In an attempt to raise wages, the government imposes a minimum wage by law. Socialists imagine that this increases wages paid. But the fact is that it increases, not the wage paid to a given worker, but the threshold. That is, it raises the bar on what employment is legally permissible. This is well understood (at least by those who don’t substitute their notion of morality for economics).
Today I write about a different problem: what happens when there is a layoff.
In a free market, a layoff causes a downtick in the bid for labor. Recall that the bid is set by the competition among sellers. Most of the newly-unemployed workers who are seeking a job will take the bid price on their labor. So the bid is depressed a bit. That is, they choose to take a lower wage rather than no wage. In a free market, there is no such thing as structural unemployment.
As an aside, if this seems bad, you may be substituting moral notions for economics. Economics works the way it works, and doesn’t work the way it doesn’t work (e.g. the way socialists feel it should work).
Anyways, each laid-off worker finds a job. His new employer is able to employ him, because the worker accepted the employer’s bid. Over time, the employer may increase its efficiency or the value of its product, and be able to pay more. This employer would not have had the opportunity, if it had to match the wage of the established company.
And this leads us to the problem with minimum wage law which I want to focus on today. Prices move in a free market. Each and every move is for a reason, even if the observer—or central planner—does not know what that reason is. If allowed to move—i.e. not fixated by a central planner—the new price is a signal. If the bid is pressed down, it tells buyers to increase their volume. If the offer is lifted, it tells sellers to bring more goods to market.

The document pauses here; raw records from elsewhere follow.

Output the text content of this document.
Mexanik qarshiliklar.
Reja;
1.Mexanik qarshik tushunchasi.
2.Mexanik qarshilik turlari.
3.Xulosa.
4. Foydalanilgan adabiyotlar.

Of course, the very response of buyers stepping up will tend to push the price up, and sellers bringing goods will tend to push the price down!
To the untrained eye, it may seem like the price is stable. Or stable with a bit of noise in the signal. This seeming-stability is the effect caused by the actions of the buyers and sellers. And their inactions, as in the case of the layoff, when they stop buying or selling.
A price fixing scheme like minimum wage is based on the idea that stasis is a goal. That there is a magically right wage—nowadays called “living” in an attempt to mobilize those moral notions. And the government, of course, has the job to ensure it is paid. Of course, the government cannot guarantee any such thing. What it does is deliver the stasis that people imagine is the ideal condition.
However, it is a stasis of price only. Not of outcomes achieved by participants in the market. On one side, there are people who go without work. They suffer the hardships of poverty (not counting that the government may dole out free goodies to them, like pouring food onto a wound). On the other side, there are entrepreneurs who go without workers. They suffer hardships too, including they may be out of business entirely.
By fixing price, they think to fix the economic outcomes. But the reality is the opposite. The claim to to good to the workers. But they actually inflict harm on them. And the employer. And everyone else, who does not have the goods and services that the would-be workers are not producing for the companies who are not allowed to hire them.
And (I discuss this in much greater length in my dissertation), notice how government intrusion into the market causes discoordination. There are people who lack for work, and at the same time companies who lack for workers. This is an extraordinary thing, for all that we take it for granted and accept it as if it were normal.
That downtick is necessary. It is moving off a local maxima to get to a higher point. A free market delivers generally-rising wages, but not monotonically rising.